Kelly's Directory, 1883, says:
The Hall, the seat of James Gay esq jun. B.A., D.L., J.P. is a mansion which stands upon rising ground, surrounded by trees: the river Thurn, which flows through the park, expands into a lake within it: the view from the front of the Hall is very fine. Some curious flint hatchet-heads and some Druidical remains have been dug up in the grounds of the Hall.

In 1996, the Hall was one of the locations for the filming of a BBC television version of George Eliot's The Mill on the Floss.

==Mills==
During the first quarter of the 19th century, Thurning Tower Windmill worked closely with Thurning Water-mill. From auction particulars of 1826, it appears that each mill powered two sets of stones. Bryant's map (1826) shows the windmill immediately to the north of the water-mill and marks them together as 'Union Mills', which infers that they worked together.
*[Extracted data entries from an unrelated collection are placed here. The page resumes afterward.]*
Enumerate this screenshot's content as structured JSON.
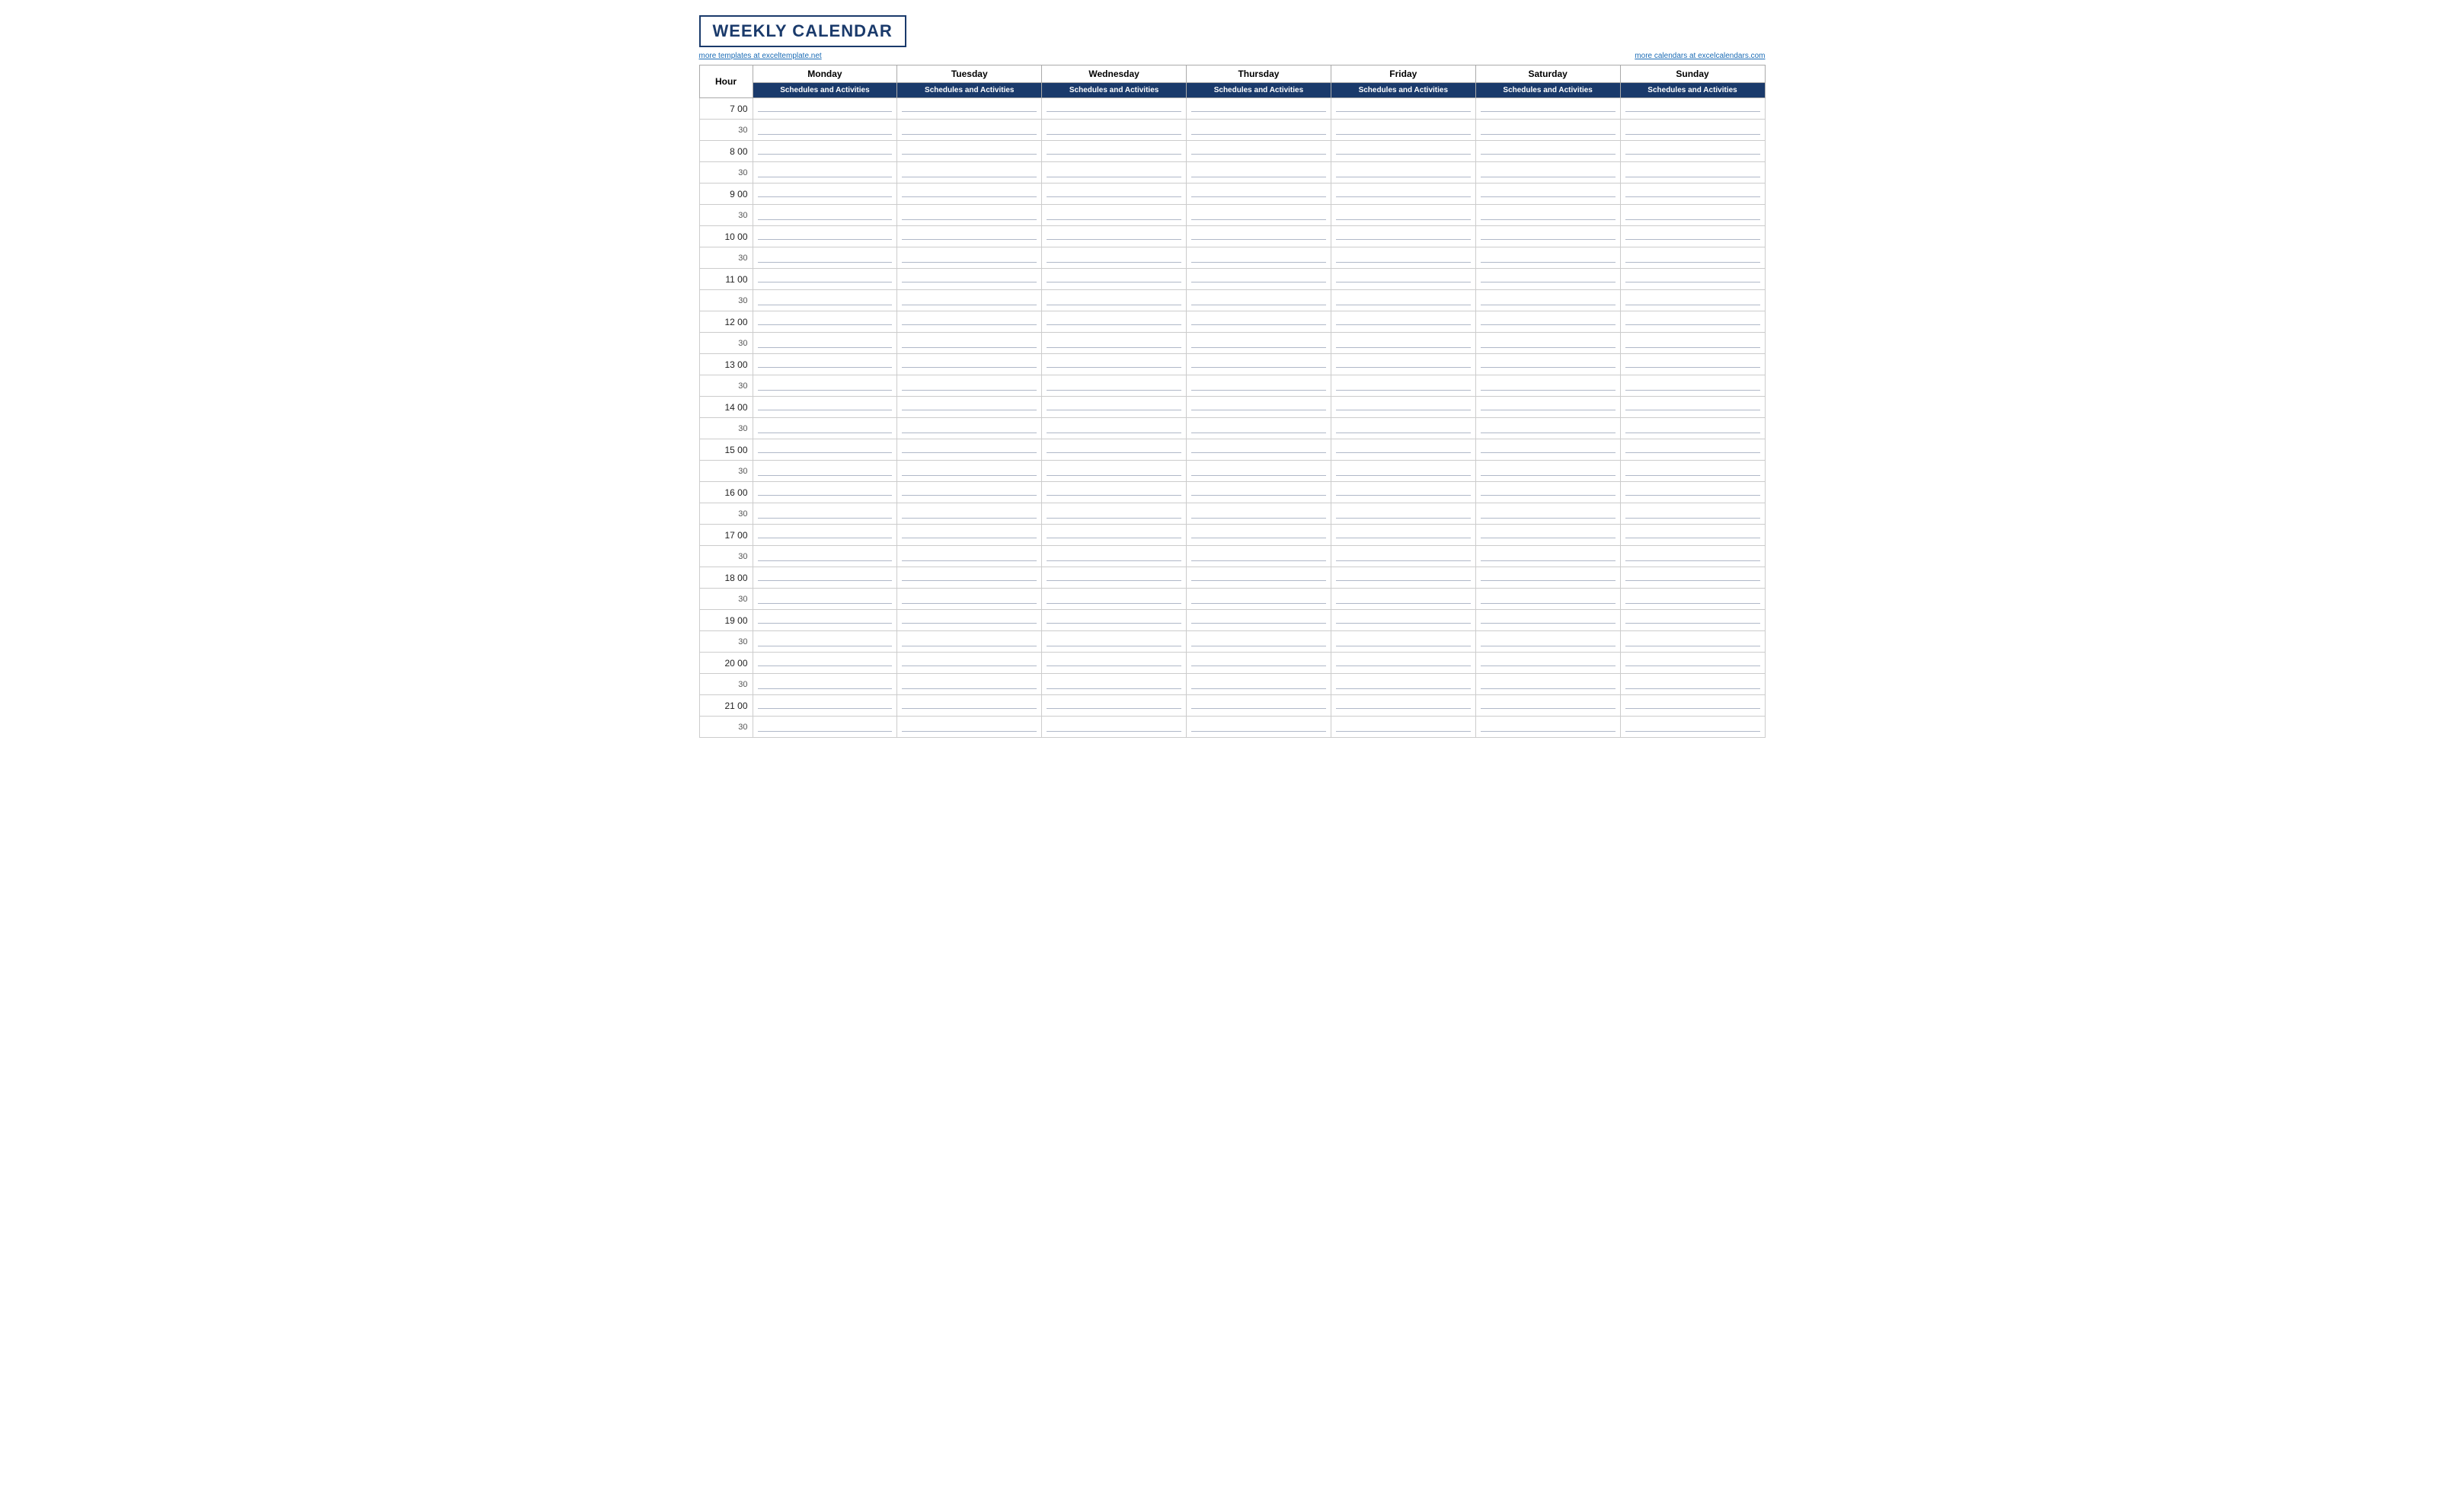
{
  "title": "WEEKLY CALENDAR",
  "link_left": "more templates at exceltemplate.net",
  "link_right": "more calendars at excelcalendars.com",
  "header_label": "Hour",
  "days": [
    {
      "name": "Monday",
      "sub": "Schedules and Activities"
    },
    {
      "name": "Tuesday",
      "sub": "Schedules and Activities"
    },
    {
      "name": "Wednesday",
      "sub": "Schedules and Activities"
    },
    {
      "name": "Thursday",
      "sub": "Schedules and Activities"
    },
    {
      "name": "Friday",
      "sub": "Schedules and Activities"
    },
    {
      "name": "Saturday",
      "sub": "Schedules and Activities"
    },
    {
      "name": "Sunday",
      "sub": "Schedules and Activities"
    }
  ],
  "hours": [
    {
      "label": "7  00",
      "half": "30"
    },
    {
      "label": "8  00",
      "half": "30"
    },
    {
      "label": "9  00",
      "half": "30"
    },
    {
      "label": "10  00",
      "half": "30"
    },
    {
      "label": "11  00",
      "half": "30"
    },
    {
      "label": "12  00",
      "half": "30"
    },
    {
      "label": "13  00",
      "half": "30"
    },
    {
      "label": "14  00",
      "half": "30"
    },
    {
      "label": "15  00",
      "half": "30"
    },
    {
      "label": "16  00",
      "half": "30"
    },
    {
      "label": "17  00",
      "half": "30"
    },
    {
      "label": "18  00",
      "half": "30"
    },
    {
      "label": "19  00",
      "half": "30"
    },
    {
      "label": "20  00",
      "half": "30"
    },
    {
      "label": "21  00",
      "half": "30"
    }
  ],
  "colors": {
    "title_color": "#1a3a6b",
    "header_bg": "#1a3a6b",
    "header_text": "#ffffff",
    "link_color": "#1a6bb5",
    "border_color": "#aaaaaa",
    "line_color": "#b0b8c8"
  }
}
A notice for an auction at the Black Boys Inn, Aylsham, to be held on 14 August 1826 advertised the sale of "Lot 2. A Water Corn Mill & Wind Mill, lately erected on the most improved construction & containing four pairs of stones & two flour dressers, with stable, cowhouse & other outhouses & 27 acre or thereabouts of Arable land, meadow, wood & ozier ground adjoining. Also a Messuage & garden at a short distance from the Mill. The buildings & part of the lands in this Lot are in the occupation of William Reynolds, tenant from year to year & Possession of the remainder may be had at Michaelmas next."

In 1861, the notice of another auction to be held on 26 July 1861 advertised the sale of: "In BRISTON & THURNING Lot 2. A Messuage or Dwelling House with productive Garden adjoining, Watermill driving two pairs of stones, with large waterwheel in good repair & plentiful supply of water, Windmill, Cart Lodge, & other Outbuildings together with 30a. 1r. 19p. of Arable & Pasture LAND adjoining in the occupation of Chester Leman. This lot abuts upon Briston Common & land of James Gay, Esq. The Mills are capable of doing an extensive & lucrative business. Freehold."